13.6km, 6 hours. Up 667m, down 744m
Route: A remote, wooded section with viewpoints back along the Elbe Valley. An additional walk into the Czech Republic to visit the Prebischtor, Europe’s largest natural sandstone bridge, is possible from Schmilka.
16.7km, 6.5 hours. Up 701m, down 504m
Route: After a boat ride across the Elbe, there’s a steep climb to the Kaiserkrone. From there the route takes you through the villages of Schöna and Reinhartsdorf.
15.4km, 6 hours. Up 554m, down 654m
Route: The second to last section passes the Pfaffenstein, which offers iconic views of the Barbarine, a 42m high rock spire. A final descent leads to Königstein, followed by the town of Thürmsdorf.
12.4km, 5 hours. Up 352m, down 545m
Route: The Rauenstein offers a last sweeping view of Saxon Switzerland. The route passes through villages of Naundorf before a long final section along the rover Elbe back to Pirna.

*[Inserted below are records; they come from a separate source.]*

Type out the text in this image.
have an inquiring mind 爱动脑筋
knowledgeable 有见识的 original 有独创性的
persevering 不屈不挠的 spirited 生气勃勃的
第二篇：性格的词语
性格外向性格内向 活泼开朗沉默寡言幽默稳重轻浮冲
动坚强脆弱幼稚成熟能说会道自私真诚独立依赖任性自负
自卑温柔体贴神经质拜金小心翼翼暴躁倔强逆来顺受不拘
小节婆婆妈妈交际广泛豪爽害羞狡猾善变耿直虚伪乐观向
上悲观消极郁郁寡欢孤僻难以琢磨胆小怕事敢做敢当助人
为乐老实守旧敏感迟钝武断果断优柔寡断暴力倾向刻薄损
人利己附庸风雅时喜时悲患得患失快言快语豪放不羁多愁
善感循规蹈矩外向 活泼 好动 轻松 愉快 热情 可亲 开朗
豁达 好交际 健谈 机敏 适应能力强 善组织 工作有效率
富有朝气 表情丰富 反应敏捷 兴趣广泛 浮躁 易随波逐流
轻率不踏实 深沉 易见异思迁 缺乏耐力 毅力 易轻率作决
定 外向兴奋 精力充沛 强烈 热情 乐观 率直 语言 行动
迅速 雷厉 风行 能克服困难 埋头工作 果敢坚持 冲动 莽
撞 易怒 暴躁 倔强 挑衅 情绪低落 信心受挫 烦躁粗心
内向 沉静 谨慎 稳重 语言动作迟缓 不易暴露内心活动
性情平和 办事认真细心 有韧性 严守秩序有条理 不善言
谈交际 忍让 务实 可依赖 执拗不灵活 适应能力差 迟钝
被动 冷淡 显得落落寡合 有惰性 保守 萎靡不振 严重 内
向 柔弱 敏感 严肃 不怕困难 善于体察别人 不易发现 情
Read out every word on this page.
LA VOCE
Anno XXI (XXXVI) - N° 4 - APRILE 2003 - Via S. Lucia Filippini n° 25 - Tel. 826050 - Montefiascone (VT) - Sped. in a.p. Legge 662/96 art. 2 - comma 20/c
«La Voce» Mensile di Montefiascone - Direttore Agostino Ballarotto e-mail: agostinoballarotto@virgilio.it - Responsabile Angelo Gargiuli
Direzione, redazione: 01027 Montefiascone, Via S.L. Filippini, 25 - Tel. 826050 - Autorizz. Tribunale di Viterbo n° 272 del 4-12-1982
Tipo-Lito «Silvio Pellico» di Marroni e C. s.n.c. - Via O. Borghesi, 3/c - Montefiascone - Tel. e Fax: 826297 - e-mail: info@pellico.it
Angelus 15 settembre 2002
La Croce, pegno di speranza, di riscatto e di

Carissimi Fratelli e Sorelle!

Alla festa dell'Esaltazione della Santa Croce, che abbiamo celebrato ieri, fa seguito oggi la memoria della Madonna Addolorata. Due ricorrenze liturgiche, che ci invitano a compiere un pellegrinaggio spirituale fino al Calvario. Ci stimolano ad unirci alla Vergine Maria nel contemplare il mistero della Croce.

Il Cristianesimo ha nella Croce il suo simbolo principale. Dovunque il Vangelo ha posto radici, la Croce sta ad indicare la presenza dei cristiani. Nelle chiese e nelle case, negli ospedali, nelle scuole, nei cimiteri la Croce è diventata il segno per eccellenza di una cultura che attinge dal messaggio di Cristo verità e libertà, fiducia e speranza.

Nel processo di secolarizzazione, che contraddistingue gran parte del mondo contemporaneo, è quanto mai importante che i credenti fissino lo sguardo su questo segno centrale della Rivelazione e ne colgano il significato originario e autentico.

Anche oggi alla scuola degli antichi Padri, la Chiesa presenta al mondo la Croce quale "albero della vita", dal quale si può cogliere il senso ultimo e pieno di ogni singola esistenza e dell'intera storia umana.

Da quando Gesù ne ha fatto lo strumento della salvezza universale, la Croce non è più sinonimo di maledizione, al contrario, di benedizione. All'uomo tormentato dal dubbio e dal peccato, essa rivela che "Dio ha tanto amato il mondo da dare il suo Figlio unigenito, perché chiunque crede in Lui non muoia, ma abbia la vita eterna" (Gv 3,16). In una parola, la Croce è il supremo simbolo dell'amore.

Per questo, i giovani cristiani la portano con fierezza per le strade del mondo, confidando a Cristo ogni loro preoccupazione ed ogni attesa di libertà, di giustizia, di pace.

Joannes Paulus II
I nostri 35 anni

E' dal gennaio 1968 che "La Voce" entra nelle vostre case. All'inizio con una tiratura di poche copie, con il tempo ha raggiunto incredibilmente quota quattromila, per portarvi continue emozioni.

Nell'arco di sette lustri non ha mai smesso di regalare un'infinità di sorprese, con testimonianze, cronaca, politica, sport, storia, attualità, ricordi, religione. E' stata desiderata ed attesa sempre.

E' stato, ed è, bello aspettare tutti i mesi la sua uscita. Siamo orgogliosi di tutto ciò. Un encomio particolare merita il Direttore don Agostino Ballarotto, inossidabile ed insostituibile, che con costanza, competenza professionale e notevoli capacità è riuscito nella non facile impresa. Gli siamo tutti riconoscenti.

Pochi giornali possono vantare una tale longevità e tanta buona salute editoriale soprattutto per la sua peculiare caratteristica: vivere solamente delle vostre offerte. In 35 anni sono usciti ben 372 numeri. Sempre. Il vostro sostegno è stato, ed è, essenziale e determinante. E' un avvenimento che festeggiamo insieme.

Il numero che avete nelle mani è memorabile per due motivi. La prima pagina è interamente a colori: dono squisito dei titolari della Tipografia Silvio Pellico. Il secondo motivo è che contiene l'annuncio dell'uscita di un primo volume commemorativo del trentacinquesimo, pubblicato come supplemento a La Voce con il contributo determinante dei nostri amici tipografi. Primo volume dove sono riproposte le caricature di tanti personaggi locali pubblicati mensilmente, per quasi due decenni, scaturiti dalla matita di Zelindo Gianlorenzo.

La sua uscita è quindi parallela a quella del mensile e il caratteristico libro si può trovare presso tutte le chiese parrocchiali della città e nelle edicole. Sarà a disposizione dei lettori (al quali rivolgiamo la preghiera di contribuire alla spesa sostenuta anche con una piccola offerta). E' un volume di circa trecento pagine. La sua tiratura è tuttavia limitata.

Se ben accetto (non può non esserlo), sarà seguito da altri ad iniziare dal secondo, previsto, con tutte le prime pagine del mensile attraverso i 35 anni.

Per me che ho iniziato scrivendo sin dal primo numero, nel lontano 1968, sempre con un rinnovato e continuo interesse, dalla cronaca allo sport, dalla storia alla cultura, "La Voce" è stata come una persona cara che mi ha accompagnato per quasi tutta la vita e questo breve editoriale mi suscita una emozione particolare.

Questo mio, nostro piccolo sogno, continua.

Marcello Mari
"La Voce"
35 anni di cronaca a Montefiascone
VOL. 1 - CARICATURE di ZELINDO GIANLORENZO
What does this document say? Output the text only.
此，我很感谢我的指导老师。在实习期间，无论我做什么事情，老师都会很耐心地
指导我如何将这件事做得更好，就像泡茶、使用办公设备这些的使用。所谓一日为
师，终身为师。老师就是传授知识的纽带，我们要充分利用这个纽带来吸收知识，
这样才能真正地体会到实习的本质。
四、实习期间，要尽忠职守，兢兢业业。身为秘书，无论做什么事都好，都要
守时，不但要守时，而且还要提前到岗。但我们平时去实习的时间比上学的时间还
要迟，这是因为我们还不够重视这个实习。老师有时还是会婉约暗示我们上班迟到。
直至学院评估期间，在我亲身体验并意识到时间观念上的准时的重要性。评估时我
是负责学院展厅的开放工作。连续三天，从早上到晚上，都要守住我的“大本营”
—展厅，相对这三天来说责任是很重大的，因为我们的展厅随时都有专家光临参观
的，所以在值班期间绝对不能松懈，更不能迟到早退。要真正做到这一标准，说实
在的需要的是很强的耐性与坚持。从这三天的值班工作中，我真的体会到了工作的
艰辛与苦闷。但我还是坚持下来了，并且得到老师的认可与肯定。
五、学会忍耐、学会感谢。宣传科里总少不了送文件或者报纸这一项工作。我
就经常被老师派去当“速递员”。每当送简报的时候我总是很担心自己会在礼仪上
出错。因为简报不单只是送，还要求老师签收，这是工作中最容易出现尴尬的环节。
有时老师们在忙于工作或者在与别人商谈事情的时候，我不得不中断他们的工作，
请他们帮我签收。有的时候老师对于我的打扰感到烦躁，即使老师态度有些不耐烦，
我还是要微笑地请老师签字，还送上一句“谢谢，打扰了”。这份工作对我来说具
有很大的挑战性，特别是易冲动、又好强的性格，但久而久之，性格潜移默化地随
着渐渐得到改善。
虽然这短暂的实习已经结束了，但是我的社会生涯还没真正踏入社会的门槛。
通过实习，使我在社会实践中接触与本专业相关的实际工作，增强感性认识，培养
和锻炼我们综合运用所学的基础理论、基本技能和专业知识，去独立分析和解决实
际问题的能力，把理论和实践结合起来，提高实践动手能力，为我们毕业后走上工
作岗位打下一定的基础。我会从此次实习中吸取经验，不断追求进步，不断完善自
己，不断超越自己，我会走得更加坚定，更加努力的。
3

EATING ON THE MALERWEG TREK
German cooking is known for its hearty dishes, and Saxony serves up German food at its heartiest. That means carbs, carbs and some more carbs. Breakfasts in guesthouses are usually fresh bread rolls (Brötchen in German) with meats and cheeses, jams and a boiled egg or two. There are lunch spots along the route to be found on most days, and most guest houses happily provided a packed lunch for a small fee (ca €5) when I asked for one. But the most popular mid-hike stop proved to be coffee and cake for walkers! Dinners at guest houses varied from local meaty stews, dumplings, or other typical German meals such as Schnitzel and fries. Vegetarian options were often limited but available in all places I visited.
Supermarkets were sparse along the route, so bringing your own snack bars before starting your hike is recommended. German tap water is drinkable so you can easily refill your water bottles in your room before setting off each morning.